The Large-N Limit of PT-Symmetric O(N) Models

TL;DR

This paper investigates a PT-symmetric O(N) quantum model, revealing two large-N phases separated by a first-order transition, with all quantum states bound despite classical escape trajectories.

Contribution

It demonstrates the existence of two distinct large-N phases in a PT-symmetric O(N) model and characterizes the phase transition and spectral properties.

Findings

Quantum spectrum consists only of bound states for all N.

Two large-N phases with different scaling behaviors.

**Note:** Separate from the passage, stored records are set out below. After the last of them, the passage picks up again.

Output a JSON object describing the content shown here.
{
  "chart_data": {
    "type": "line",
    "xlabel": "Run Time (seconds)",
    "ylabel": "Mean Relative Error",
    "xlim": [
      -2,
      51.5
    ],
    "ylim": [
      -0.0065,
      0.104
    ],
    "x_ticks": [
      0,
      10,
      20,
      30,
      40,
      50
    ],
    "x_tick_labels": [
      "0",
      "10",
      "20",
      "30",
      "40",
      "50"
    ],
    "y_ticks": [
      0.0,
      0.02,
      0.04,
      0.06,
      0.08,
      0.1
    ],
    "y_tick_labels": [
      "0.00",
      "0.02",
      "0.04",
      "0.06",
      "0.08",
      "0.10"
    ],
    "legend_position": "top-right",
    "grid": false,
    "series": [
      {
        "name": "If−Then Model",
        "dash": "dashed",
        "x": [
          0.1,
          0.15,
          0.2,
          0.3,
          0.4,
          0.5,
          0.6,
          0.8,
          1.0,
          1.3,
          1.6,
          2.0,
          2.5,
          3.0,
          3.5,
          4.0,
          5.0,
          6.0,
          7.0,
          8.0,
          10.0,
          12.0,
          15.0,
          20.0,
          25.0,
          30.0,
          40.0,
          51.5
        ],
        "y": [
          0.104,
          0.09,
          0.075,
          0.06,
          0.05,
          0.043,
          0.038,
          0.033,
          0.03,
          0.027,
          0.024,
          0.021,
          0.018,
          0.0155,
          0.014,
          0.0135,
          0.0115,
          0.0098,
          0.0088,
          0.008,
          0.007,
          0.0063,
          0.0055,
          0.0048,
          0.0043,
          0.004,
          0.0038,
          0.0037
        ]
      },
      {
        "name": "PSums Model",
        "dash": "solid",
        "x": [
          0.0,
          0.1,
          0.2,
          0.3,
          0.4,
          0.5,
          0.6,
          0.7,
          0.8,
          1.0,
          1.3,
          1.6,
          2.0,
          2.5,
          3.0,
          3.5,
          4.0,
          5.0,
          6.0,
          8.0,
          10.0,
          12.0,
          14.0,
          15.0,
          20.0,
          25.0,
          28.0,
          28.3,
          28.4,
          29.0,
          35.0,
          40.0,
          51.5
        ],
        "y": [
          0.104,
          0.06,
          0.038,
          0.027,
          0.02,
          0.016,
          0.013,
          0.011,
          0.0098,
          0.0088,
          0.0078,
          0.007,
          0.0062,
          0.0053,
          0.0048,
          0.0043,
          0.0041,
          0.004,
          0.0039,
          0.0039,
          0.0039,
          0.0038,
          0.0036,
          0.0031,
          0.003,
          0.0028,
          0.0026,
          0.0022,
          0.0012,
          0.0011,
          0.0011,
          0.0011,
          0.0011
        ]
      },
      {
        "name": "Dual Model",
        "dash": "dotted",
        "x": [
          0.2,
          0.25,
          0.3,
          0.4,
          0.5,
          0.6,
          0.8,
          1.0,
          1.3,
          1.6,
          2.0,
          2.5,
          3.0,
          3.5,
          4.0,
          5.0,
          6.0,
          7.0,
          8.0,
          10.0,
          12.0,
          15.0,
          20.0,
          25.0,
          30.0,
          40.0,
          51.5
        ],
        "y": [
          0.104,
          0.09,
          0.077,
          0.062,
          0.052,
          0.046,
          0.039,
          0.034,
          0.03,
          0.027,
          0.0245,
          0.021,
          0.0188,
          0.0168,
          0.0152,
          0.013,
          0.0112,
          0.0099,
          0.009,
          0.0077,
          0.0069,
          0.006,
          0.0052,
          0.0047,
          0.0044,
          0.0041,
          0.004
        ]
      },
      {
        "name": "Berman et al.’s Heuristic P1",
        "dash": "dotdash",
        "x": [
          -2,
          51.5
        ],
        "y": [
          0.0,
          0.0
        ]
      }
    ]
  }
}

First-order phase transition at a specific critical parameter.

Abstract

We study a $PT$-symmetric quantum mechanical model with an O(N)-symmetric potential of the form $m^{2}\vec{x}^{2}/2-g(\vec{x}^{2})^{2}/N$ using its equivalent Hermitian form. Although the corresponding classical model has finite-energy trajectories that escape to infinity, the spectrum of the quantum theory is proven to consist only of bound states for all $N$. We show that the model has two distinct phases in the large-$N$ limit, with different scaling behaviors as $N$ goes to infinity. The two phases are separated by a first-order phase transition at a critical value of the dimensionless parameter $m^{2}/g^{2/3}$, given by $3\cdot2^{1/3}$.